Tqwenty minutes and $20 later, the problem was resolved -- a lesson in capitalism for the slow learner I suppose -- although he could have told me I needed to replace the entire car and I would have believed him, since anything involving mechanics leaves my brain in a permanent state of 'whev's' and is consigned to the dusty pile of 'stuff I don't need to know because I'm married to a man'. Although this system only works if I keep my phone charged, something which DH also generally takes responsibility for since plugs and cables confuse me too.

Another topic which leaves my brain in a stupefied state is the Lord of the Rings movie trilogy, which I find as dull and difficult to follow as a talk on Japanese cinematography. In Japanese. And if I manage to stay awake all the way through, I'm likely to interject every twenty minutes or so with questions such as 'but I thought the guy with the beard was a goodie,' thus clearly demonstrating that not only do I have no understanding of the plot but can't even distinguish between the characters. The Harry Potter movies leave me in a similar state of confusion (I mean please, why doesn't 'he who cannot be named' aka Voldemort -- who is constantly named by the way -- just kill the annoying little specky bastard...why so many movies?). And as for the Matrix?
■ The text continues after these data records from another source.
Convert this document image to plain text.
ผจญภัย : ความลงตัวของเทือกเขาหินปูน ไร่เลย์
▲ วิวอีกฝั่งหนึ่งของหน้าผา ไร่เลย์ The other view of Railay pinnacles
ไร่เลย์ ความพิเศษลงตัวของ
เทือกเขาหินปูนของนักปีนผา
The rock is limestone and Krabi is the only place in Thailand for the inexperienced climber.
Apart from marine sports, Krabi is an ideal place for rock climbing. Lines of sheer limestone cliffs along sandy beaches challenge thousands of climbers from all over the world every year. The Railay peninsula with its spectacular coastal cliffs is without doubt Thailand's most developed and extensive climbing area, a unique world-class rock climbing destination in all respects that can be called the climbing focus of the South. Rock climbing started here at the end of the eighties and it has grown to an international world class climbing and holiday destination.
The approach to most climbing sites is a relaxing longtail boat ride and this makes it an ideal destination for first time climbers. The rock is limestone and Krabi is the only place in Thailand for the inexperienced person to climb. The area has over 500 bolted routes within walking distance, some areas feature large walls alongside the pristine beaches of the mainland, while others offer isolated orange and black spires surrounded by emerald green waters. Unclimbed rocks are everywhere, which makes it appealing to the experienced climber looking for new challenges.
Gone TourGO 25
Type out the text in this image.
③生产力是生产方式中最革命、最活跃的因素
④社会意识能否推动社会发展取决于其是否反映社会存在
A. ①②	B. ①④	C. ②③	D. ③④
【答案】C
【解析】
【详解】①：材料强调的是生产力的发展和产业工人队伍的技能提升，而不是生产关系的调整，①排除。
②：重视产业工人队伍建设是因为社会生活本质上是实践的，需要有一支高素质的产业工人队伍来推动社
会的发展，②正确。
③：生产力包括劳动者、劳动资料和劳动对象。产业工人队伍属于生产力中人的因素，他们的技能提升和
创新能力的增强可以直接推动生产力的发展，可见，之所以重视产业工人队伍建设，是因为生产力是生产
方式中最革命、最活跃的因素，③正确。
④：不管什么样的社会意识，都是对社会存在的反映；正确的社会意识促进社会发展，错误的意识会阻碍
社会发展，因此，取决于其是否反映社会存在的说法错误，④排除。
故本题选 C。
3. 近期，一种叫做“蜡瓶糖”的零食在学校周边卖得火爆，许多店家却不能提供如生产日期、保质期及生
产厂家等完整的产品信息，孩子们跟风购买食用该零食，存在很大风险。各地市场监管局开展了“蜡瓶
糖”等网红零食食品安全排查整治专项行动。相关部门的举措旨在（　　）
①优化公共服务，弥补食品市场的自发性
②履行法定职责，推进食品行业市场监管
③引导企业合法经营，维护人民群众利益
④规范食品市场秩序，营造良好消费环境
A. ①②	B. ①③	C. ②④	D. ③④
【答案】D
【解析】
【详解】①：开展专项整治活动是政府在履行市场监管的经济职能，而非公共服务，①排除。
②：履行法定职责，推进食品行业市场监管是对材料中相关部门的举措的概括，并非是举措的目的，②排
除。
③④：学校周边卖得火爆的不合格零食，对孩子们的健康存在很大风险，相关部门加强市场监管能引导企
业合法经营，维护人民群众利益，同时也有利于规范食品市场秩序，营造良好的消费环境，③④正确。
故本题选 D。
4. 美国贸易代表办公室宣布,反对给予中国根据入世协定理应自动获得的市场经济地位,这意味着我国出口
Oh god let's not even go there.... although judging by the look of total confusion on Keanu Reeves face, I'm pretty sure he is as much in the dark as I am.

I once dated a bloke who immediately identified this doltish streak in me, and chose to exploit it for his own pleasure. An employee of the Department of Social Welfare, as it was then known, he told me that he worked in a particularly secretive and high security section of the department, and should I wish to phone him at work I would need to give a four digit code before being permitted to speak to him. Eagerly I wrote the number down on a slip of paper and tucked it into my purse.

The first time I phoned him at work I was met with a gruff voice -

- 'code please'

- 'oh, hang on' (digging in purse) 'OK, 7....4...8....3'

- 'Name please?'. I gave it.

- 'You are such a spaz!! Hahahahahhahaha!' a familiar voice cackled down the phone, 'you believe everything I say! mwahhahahhaha!'

To be fair, I could see the funny side, although the 'it's not you, it's me' speech he delivered a week later outside Trinity was less funny.

Yes my thickness is only outstripped by my gullibility and sometimes I truly believe my inner blonde is screaming to get out. Of course this won't stop me reading above my station in the vain hope that eventually some cleverness will rub off, and perhaps one day I might manage a foray beyond the first page of oh anything by James Joyce.